# sand hill in mississippi



## teamgroundcheck (Mar 21, 2010)

went to this place this weekend and this place sucked. there is no mud at all just wanted to let people know before they screwed up an paid $20 to get in. nothing for 4x4 bikes just sand as far as u can see. by far the worst trip ive ever been on


----------



## Polaris425 (Dec 16, 2004)

I have some friends that went, they posted a lot of pictures of them riding in some creek/mudhole... ???

www.sandhillatv.com

It's kind of obvious from the site/photos what kind of riding area it is.


----------



## teamgroundcheck (Mar 21, 2010)

yea i got some friends that go and they told me that there was mud good trails to ride. yes they did have ONE mud hole. and trails in the sand. just saying that i dont like to ride in the sand all day long. i was glad i went so now i know this place is not for me.


----------



## DaveMK1 (Nov 8, 2009)

you were already in perkinston, why didnt you go to redcreek???


----------



## rmax (Nov 21, 2009)

you could have gone to McHenery gravel pit for free, an been alot more pleased,


----------



## DaveMK1 (Nov 8, 2009)

rmax said:


> you could have gone to McHenery gravel pit for free, an been alot more pleased,


Where is that?


----------



## suzette70 (Jan 26, 2009)

We went there a few weekends back.
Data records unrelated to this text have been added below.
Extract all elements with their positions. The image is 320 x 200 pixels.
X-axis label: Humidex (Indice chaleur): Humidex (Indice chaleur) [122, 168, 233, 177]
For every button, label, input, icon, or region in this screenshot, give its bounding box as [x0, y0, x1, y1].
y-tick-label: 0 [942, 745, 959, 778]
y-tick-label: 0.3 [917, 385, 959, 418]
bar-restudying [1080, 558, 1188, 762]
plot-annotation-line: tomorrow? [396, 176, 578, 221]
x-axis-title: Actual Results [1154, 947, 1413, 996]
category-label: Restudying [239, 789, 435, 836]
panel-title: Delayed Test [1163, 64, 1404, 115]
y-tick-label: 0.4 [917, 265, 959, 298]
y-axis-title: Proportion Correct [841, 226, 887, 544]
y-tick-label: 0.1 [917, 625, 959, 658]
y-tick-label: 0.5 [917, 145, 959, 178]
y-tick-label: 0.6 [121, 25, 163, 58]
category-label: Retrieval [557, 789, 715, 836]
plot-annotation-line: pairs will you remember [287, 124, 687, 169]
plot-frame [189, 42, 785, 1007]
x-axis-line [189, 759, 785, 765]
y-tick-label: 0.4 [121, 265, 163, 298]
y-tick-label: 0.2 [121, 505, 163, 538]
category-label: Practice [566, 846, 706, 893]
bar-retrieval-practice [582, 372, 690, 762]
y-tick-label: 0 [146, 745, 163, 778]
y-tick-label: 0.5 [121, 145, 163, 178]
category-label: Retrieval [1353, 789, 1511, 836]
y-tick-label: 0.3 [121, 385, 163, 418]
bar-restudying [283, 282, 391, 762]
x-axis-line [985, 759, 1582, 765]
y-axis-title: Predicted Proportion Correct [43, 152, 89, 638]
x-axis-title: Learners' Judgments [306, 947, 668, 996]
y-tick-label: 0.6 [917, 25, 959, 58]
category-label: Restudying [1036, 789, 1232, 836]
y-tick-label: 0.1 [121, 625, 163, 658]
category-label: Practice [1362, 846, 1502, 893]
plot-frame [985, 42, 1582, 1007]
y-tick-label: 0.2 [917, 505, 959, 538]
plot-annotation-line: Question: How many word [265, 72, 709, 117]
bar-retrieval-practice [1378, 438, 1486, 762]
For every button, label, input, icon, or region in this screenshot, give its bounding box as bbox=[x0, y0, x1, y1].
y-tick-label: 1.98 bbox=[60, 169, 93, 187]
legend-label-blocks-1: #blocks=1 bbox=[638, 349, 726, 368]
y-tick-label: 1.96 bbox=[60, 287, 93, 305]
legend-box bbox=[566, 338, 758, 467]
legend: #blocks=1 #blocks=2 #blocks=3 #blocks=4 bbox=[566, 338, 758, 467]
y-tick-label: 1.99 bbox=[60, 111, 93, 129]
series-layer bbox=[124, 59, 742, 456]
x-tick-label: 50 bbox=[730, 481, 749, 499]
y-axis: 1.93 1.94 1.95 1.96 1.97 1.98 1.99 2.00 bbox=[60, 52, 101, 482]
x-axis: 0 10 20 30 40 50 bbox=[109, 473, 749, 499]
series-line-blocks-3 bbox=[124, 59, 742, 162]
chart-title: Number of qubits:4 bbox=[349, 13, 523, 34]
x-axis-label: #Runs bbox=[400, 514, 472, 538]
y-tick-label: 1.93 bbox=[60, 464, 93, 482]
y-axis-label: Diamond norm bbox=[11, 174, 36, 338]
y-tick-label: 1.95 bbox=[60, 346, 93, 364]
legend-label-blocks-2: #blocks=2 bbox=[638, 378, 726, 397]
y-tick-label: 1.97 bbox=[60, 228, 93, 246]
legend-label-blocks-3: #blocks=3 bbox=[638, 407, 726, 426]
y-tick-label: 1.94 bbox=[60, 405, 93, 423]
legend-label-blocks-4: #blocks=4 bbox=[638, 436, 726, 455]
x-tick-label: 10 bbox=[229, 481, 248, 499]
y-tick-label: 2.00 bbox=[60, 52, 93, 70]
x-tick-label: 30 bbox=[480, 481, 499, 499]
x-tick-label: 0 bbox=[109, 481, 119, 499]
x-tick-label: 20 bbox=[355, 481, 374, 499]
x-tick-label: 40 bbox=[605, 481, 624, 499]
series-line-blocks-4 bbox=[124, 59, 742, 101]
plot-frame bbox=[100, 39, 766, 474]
If it wouldn't have been such a perfect day to be outside....for any reason, it would have really sucked. A few friends of ours bought some paddle tires just to go there. Needless to say, they are trying to sell them now. LOL. The $20 to get in was definitely not worth it. Got to see somebody try to skim the pond and sink. That was the highlight of the day.

Donna


----------



## DaveMK1 (Nov 8, 2009)

Donna,
This is off topic but i see your from picayune. Were exactly is the Amtrak station up there? Gotta pick up my parents in 2 weeks from there cause they are afraid to fly from Boston lol.


----------



## suzette70 (Jan 26, 2009)

The Amtrak station is right in the middle of town on HWY 11. If you're not familiar with Picayune, give me a call @ 601-798-5856 and I'll give you more exact directions.

Donna


----------



## teamgroundcheck (Mar 21, 2010)

rmax where is that place?


----------



## rmax (Nov 21, 2009)

its a private gravel pit west of mchenery has a couplle of ponds for water crossing,an about 6 holes to test, i have personaly winched brutes ,can hams, an a couple of popos out of them, it s just a place we go for a quickie only 2 mi from house but it will test you some trails some sand some hills. but alot better than sand hill for 4x4s.like i say its private an asof now if we stay out of the active pit they do not care. good cheap fun for small group an afternoon ride


----------